Ágio supera 8% sobre os valores iniciais
O leilão também registrou um ágio expressivo. A diferença entre os valores iniciais e os lances finais somou R$ 1.666.450,00, equivalente a 8,63% acima dos preços mínimos estabelecidos para os imóveis.
Evento presencial e online atraiu interessados
O certame ocorreu no Grand Carimã Resort & Convention Center e contou com 57 participantes presenciais, número idêntico ao de interessados que acompanharam o leilão de forma virtual, por meio do site do leiloeiro oficial.
A modalidade híbrida tem sido adotada para ampliar o alcance e facilitar a participação de compradores interessados nos imóveis da Vila A.
Nova finalidade social para os imóveis

O diretor administrativo da Itaipu, Iggor Gomes Rocha, explicou que os leilões fazem parte de uma estratégia para dar novos destinos ao patrimônio da empresa.
“Nosso foco é reduzir o acervo de imóveis que já cumpriram sua função na Itaipu e permitir que tenham uma nova finalidade social. As unidades viram novas residências ou comércios, revitalizam o bairro e, ao mesmo tempo, os recursos são revertidos para projetos sociais”, afirmou.

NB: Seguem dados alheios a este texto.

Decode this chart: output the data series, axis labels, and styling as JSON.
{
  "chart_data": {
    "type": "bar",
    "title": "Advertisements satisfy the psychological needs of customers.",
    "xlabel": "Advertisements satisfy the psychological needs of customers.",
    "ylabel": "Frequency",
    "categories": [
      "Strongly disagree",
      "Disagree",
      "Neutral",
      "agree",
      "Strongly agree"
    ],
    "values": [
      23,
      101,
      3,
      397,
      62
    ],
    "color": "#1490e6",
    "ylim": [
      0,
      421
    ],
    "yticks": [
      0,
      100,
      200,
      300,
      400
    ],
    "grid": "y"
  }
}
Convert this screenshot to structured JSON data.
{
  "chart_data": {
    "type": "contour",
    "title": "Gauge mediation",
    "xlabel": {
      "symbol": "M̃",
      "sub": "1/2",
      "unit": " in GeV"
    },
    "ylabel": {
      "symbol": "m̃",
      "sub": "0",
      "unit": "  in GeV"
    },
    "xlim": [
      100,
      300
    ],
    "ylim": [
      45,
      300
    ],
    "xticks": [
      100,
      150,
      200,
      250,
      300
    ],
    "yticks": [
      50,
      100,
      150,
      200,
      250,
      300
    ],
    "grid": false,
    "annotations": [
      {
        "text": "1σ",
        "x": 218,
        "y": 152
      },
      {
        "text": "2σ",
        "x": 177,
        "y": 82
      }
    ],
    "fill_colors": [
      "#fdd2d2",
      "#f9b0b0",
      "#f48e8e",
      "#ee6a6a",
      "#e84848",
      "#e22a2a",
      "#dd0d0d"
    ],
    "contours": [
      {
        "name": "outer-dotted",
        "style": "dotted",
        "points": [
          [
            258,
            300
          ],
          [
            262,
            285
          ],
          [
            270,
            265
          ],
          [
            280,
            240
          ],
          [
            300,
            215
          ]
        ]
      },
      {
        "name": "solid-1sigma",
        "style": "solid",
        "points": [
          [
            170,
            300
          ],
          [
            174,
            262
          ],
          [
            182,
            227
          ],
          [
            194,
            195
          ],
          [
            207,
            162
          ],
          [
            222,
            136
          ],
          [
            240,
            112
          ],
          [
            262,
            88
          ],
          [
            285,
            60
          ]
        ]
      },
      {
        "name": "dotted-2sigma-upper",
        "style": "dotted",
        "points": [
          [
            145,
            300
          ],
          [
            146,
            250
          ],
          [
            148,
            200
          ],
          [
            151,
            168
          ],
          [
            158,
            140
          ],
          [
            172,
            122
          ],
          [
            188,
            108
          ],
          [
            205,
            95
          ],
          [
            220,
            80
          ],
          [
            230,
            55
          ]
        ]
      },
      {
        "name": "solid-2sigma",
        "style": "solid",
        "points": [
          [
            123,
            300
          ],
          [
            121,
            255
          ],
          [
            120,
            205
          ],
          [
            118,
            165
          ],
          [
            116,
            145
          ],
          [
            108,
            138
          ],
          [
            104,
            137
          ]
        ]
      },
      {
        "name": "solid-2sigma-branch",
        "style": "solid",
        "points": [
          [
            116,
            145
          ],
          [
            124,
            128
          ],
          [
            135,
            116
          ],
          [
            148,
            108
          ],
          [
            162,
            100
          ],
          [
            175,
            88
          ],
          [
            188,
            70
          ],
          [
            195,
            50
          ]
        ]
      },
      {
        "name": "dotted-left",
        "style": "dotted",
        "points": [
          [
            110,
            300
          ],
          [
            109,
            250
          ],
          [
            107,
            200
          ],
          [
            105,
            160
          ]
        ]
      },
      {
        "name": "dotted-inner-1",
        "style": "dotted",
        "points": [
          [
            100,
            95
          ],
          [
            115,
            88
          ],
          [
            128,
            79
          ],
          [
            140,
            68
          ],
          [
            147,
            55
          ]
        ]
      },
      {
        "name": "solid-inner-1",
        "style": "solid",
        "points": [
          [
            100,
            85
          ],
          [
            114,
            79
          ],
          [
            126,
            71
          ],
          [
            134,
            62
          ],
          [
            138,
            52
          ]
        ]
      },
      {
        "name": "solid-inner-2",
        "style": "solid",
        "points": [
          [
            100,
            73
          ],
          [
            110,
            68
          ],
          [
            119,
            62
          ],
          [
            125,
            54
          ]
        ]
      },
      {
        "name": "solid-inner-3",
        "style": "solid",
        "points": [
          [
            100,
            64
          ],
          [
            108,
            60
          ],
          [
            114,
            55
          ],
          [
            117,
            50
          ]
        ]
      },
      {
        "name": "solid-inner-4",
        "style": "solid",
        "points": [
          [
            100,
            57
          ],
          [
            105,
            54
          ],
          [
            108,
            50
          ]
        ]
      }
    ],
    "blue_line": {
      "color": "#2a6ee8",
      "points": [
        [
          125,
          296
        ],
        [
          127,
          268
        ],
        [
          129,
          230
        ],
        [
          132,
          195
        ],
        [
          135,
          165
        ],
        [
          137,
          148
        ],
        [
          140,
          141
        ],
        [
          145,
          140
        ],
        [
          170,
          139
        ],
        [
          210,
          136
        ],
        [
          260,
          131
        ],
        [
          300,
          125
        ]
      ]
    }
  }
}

Continuidade dos leilões em 2026
De acordo com o gerente do Departamento de Infraestrutura da Itaipu, Alexandre Silva de Vargas, o resultado do sétimo leilão atendeu às expectativas da empresa.
“A gente estimava vender em torno de 80% dos imóveis e chegamos muito próximo desse número”, avaliou.
Vargas adiantou ainda que os leilões terão continuidade em 2026, com uma nova estratégia. “A ideia é trabalhar com lotes menores, que são mais fáceis de conduzir. A tendência é realizar, em média, um leilão por mês, até finalizar a quantidade de imóveis vagos”, explicou.
Recursos são destinados a moradias populares
Desde 2023, a Itaipu vem promovendo leilões regulares na Vila A. Todo o valor arrecadado é destinado ao Projeto Moradias, uma parceria entre a Itaipu Binacional e a Itaipu Parquetec voltada à construção de casas populares para famílias de baixa renda e moradores de áreas de risco.
Sonho realizado para nova família

Entre os compradores está o monitor de turismo Gabriel Mendes Campos, que arrematou um imóvel ao lado da esposa, Yan Martins. O casal aguarda a chegada da filha Arabella, prevista para os próximos dias.
Segundo Gabriel, a escolha foi feita após visitas prévias e análise cuidadosa das opções. “A gente visitou boa parte das casas, gostou da localização e já estava de olho nessa. Tínhamos outras opções, mas essa era a principal”, contou. O imóvel passará por reforma e será a moradia definitiva da família.
Revitalização urbana e impacto social
Para Gabriel, a iniciativa da Itaipu contribui diretamente para a revitalização de áreas que estavam ociosas. “São lugares que estavam parados e agora ganham vida novamente. O entorno está crescendo muito e é importante não perder essas áreas”, avaliou.
Ele também destacou o impacto social do projeto. “A Itaipu ajuda muito as cidades lindeiras. Eu trabalho com turismo e vejo de perto essa contribuição. Dar esse retorno à população é muito importante”, concluiu.